Birkaç hafta önce İstanbul’da HES kodu olmayanların toplu taşıma araçlarına binemeyecekleri yönünde bir haber geçildi. Konu ile ilgili yapılan röportajlarda bir göçmen vatandaşımızın insanın içini sızlatan feryadı vardı.
“Ben her gün işime toplu taşıma aracıyla gidip geliyorum. Bu işi de zor buldum. Kalabalık bir ailem var ve sadece ben iş bulabildim. Kirada oturuyoruz. HES kodu almak için çok uğraştım ama bir türlü HES kodu alamadım. Çünkü Türkiye Cumhuriyeti vatandaşı olmadığım için herkes gibi kolay HES kodu alamıyorum. Göçmen bürosunda verilen belgeyle de HES kodu alınamıyor. Valilikten aldığım belge de sorunumu çözmüyor. Günlerdir bir HES kodu kayıdım olsun diye uğraşıyorum ama bir türlü bir çözüm bulamadım. Şimdi ben ne yapayım? Yarın işe gidemezsem işsiz kalacağım. Allah rızası için bu uygulamayı biraz daha bekletin yada bizim devlet kayıtlarında görünmemiz için bir çare bulun.“ diyordu.
Sorunu böyle birkaç satırla paylaştığımda ne kadar basit gibi geliyor değil mi? Türkiye’nin bu kadar devasa sorunları dururken, siyasetçilerin varlıklarını sürdürebilmesi için devasa sorunlar yaratmaları gerekiyor. Ya da devasa konular açmalarına ihtiyaçları var. O zaman insanlara dönüp memleketin BEKA sorunu var, siz ne sızlanıyorsunuz demek, onların lafını ağızlarına tıkmak mümkün olabilir. Oysa başkaları için sıradan küçük görünen sorunlar kişinin kendisi için devasa ve hayatidir. Bizim hepimizin gözden kaçırdığı mesele bu.

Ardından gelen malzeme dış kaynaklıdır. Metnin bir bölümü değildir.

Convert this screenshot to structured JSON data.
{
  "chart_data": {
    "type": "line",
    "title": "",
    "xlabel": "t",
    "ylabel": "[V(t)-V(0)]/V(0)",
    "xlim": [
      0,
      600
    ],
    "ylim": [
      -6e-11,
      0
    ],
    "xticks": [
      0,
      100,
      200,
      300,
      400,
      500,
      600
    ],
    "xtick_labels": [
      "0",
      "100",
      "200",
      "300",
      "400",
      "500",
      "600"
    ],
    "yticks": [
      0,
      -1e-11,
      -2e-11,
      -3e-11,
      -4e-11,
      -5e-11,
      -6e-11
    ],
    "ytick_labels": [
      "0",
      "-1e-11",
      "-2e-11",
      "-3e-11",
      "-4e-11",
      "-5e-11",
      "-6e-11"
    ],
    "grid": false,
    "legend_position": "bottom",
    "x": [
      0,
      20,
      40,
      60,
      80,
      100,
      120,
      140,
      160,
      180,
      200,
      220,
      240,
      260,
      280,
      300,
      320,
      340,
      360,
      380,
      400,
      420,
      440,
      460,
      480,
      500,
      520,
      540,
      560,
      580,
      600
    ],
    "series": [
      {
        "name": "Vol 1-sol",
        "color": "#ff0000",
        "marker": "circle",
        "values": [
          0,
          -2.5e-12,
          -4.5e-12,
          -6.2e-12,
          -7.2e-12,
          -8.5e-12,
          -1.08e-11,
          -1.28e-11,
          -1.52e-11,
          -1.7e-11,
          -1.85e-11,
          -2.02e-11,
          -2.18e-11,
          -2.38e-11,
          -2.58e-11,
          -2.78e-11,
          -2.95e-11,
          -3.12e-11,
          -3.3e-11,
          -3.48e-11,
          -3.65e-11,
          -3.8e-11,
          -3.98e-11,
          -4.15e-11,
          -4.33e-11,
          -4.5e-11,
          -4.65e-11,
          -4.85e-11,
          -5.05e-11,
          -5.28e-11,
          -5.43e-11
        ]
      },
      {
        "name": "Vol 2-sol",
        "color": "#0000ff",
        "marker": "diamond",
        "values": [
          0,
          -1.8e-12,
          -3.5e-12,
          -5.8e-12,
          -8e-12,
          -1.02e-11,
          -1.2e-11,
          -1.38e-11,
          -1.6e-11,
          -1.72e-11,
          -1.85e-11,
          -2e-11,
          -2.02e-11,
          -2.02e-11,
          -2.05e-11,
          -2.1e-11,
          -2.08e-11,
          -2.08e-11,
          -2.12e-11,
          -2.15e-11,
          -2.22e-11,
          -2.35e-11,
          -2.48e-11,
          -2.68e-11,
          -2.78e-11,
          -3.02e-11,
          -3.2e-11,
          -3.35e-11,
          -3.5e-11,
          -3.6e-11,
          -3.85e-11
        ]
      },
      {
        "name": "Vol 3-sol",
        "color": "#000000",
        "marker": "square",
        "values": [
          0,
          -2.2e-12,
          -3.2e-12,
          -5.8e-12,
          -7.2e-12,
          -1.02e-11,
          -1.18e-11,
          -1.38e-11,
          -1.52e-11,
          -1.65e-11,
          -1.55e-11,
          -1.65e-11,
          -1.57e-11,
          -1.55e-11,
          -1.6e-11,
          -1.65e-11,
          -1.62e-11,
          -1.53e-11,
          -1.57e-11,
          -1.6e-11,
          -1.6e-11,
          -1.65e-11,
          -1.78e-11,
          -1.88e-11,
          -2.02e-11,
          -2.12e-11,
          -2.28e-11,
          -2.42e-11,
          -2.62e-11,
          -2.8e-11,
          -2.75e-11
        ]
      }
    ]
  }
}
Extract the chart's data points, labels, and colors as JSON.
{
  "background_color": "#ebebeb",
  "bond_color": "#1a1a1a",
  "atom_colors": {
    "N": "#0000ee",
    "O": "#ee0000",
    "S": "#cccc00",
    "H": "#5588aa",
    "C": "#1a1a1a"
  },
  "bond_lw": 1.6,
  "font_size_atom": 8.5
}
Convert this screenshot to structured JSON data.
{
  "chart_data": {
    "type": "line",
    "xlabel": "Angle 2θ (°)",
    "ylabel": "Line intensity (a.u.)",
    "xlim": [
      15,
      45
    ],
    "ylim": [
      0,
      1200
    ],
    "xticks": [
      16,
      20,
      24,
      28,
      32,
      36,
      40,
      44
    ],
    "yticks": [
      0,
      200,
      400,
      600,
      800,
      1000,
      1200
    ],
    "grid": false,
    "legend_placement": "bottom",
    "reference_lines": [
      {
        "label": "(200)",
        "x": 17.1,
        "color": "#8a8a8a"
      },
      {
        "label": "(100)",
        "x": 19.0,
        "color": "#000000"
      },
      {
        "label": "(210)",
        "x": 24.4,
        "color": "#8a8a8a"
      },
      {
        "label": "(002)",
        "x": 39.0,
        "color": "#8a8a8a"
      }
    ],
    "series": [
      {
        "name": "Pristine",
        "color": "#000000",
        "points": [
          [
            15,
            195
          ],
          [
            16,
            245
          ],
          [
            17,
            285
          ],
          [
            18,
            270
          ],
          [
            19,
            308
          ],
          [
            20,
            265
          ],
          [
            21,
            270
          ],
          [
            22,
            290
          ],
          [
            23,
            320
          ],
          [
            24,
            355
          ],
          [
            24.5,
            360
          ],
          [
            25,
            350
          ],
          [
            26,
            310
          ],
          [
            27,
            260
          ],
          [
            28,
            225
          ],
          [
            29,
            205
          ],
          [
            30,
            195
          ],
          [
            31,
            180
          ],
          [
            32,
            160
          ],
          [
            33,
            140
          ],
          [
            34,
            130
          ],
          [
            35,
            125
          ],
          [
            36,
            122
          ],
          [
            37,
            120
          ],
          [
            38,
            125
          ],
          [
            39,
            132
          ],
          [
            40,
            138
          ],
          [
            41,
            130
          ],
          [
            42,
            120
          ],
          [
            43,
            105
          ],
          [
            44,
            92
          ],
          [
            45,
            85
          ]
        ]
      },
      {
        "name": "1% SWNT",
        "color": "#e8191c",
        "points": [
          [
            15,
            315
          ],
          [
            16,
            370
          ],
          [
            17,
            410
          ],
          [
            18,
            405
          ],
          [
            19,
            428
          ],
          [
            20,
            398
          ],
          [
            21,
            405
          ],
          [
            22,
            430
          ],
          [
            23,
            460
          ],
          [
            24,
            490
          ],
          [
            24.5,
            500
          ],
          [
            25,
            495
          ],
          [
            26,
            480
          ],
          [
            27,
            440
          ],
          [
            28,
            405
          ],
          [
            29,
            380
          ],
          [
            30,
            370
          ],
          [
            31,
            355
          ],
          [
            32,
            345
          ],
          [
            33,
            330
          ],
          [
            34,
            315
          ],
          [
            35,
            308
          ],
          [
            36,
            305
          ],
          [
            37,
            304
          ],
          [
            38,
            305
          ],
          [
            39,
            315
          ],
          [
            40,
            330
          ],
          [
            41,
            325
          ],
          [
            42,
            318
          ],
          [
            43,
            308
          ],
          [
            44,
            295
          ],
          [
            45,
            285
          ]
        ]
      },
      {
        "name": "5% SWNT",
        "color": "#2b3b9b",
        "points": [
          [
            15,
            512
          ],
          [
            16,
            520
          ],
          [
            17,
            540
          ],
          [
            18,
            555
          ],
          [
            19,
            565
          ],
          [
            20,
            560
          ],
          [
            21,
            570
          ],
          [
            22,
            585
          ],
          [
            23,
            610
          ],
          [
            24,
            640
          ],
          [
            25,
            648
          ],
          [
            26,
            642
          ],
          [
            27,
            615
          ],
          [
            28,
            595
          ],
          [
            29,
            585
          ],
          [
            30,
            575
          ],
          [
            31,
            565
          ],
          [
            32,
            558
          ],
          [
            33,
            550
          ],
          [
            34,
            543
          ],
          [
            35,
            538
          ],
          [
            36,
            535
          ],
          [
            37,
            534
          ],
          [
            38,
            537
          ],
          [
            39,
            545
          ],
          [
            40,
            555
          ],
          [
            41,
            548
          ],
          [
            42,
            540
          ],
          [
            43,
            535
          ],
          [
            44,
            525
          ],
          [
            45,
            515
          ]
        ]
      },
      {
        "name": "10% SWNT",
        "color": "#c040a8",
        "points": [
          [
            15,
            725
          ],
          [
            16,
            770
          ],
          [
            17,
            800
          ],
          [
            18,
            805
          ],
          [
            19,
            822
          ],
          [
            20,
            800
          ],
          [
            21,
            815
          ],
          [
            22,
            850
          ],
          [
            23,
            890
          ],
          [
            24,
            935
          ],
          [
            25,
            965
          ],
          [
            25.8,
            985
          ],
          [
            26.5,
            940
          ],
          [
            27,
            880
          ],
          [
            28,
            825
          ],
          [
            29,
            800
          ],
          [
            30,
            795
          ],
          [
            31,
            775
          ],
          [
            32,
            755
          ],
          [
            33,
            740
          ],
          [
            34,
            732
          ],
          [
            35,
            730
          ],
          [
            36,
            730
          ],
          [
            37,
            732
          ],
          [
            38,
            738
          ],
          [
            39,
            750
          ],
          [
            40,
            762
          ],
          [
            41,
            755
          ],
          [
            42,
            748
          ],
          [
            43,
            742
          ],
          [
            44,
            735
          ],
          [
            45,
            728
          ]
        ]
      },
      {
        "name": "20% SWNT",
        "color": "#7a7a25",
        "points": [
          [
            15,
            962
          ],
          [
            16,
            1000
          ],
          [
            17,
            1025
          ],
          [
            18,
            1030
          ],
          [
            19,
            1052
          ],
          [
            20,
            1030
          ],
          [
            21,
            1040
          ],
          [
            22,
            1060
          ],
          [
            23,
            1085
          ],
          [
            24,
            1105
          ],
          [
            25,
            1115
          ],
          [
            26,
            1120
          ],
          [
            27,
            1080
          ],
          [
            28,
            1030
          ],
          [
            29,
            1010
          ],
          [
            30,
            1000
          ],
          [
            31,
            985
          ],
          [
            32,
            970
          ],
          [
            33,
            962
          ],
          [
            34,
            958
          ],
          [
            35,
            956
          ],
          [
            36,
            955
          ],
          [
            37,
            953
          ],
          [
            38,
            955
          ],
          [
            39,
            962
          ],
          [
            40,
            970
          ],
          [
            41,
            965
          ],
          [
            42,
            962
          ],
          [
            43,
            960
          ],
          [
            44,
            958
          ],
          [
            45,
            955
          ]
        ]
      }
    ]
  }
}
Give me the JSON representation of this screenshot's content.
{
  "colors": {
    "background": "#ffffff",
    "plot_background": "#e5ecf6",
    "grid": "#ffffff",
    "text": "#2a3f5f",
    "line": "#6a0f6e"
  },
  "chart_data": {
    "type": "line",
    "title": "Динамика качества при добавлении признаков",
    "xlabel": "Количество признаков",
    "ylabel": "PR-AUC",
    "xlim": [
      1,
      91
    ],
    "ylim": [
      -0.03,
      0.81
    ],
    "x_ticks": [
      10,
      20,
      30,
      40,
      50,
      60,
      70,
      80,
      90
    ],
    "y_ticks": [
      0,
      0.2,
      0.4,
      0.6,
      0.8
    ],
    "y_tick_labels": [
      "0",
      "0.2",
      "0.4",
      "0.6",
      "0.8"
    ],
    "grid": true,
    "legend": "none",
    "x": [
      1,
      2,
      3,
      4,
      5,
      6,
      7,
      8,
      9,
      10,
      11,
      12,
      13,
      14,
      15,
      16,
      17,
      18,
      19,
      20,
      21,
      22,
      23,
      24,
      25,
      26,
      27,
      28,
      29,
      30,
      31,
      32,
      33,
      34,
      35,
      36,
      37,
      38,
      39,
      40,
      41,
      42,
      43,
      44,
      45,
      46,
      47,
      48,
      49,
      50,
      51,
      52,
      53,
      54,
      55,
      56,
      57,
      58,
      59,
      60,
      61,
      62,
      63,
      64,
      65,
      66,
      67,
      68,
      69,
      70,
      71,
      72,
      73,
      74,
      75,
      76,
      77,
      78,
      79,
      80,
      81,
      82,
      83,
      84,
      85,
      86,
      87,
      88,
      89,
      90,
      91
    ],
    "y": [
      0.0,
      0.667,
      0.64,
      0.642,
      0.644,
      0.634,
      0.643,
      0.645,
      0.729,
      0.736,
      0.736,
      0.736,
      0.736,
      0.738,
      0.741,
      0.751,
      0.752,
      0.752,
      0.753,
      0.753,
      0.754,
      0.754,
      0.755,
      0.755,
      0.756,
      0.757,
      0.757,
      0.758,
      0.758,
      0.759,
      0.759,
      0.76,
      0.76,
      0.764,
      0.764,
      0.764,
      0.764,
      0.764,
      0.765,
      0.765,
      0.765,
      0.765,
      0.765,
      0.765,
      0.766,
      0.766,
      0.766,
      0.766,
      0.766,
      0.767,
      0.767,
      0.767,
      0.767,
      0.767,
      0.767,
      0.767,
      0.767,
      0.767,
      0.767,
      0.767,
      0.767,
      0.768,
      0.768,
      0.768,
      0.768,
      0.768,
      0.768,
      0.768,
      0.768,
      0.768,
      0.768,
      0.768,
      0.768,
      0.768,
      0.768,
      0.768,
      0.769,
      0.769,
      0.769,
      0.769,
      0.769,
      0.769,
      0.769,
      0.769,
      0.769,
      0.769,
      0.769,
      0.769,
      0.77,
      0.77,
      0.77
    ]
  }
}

Toplumsal duyarlılığımızı kaybettik. Artık birlik ve beraberlikten bahsetmek hayalperestlik gibi bir şey. Birlik beraberlik denince vatan millet noktasında değil, cumhur, millet kutuplarında birlik beraberlik anlaşılıyor. Hatta amaçlanıyor.
12 Eylül öncesi de böyle olmuştu. O zamanlar sağ, sol diye toplum ayrıştırılıp acımasızca birbirine kırdırıldı. Yıllar sonra anladık her şeyi. Bütün meselenin iç karışıklık çıkarıp darbe zemini hazırlamak olduğunu. Her zamankinden çok kaygı duyulması, uyanık olunması, sorumlu hareket edilmesi gereken bir aşamadayız.
Tüm bu sorunların nedeni hiç kuşkusuz siyasiler. Onların kaybetme korkuları.
Ne pahasına olursa olsun daha fazla iktidar, daha fazla güç takıntıları.
Oysa kendilerine verilen şeyin tam adı; görev. Hem de geçici bir görev.
Bu görevi veren de vatandaşlar.
İyi yaptıklarında bu göreve devam edecekler, yapamadıklarında ise vatandaş onların yerlerine yapabilecek bir başkasını getirecektir. Gerisi gerçek değil.
Yani diyeceğim o ki vatandaşlarımız büyük bir yıkım içerisinde. Herkes yarınından kuşkulu.
En kötüsü de vatandaşlarımız sorun sarmalında kendisini sahipsiz, kimsesiz hissediyor. Şimdi bizi yönetenlerin bir süreliğine kendi bekalarını bir kenara bırakıp biraz da vatandaşın sorunlarına eğilmesi lazım.
Suriyeli bir göçmen babanın HES kodu alamaması onun için bir beka meselesidir.
İşini kaybeden biri için bu durum bir beka meselesidir.
Kirasını, kredisini ödeyememek bir beka meselesidir.
Çocuğuna harçlık verememek, üst baş alamamak beka meselesidir.
Evine alışveriş yapamamak, sevdiklerinin yüzüne bakamamak beka meselesidir.
Bu tür yaşamsal sorunlar yakıcı biçimde yaşanırken sizinkisi sadece şımarıklık olabilir.
Sorunlarımızı konuşurken biraz empati yapın lütfen hiçbir şey kaybetmezsiniz.
Belki bir zaman içerisinde kaybettiğiniz, merhamet, vicdan gibi insani değerlerinizi de yeniden bulacaksınız.
Sorunların önemi ya da önemsizliği, büyüklüğü ya da küçüklüğü meseleye nereden baktığınızla ilgilidir.
O yüzden her sorun, yaşayanı için büyük ve önemlidir.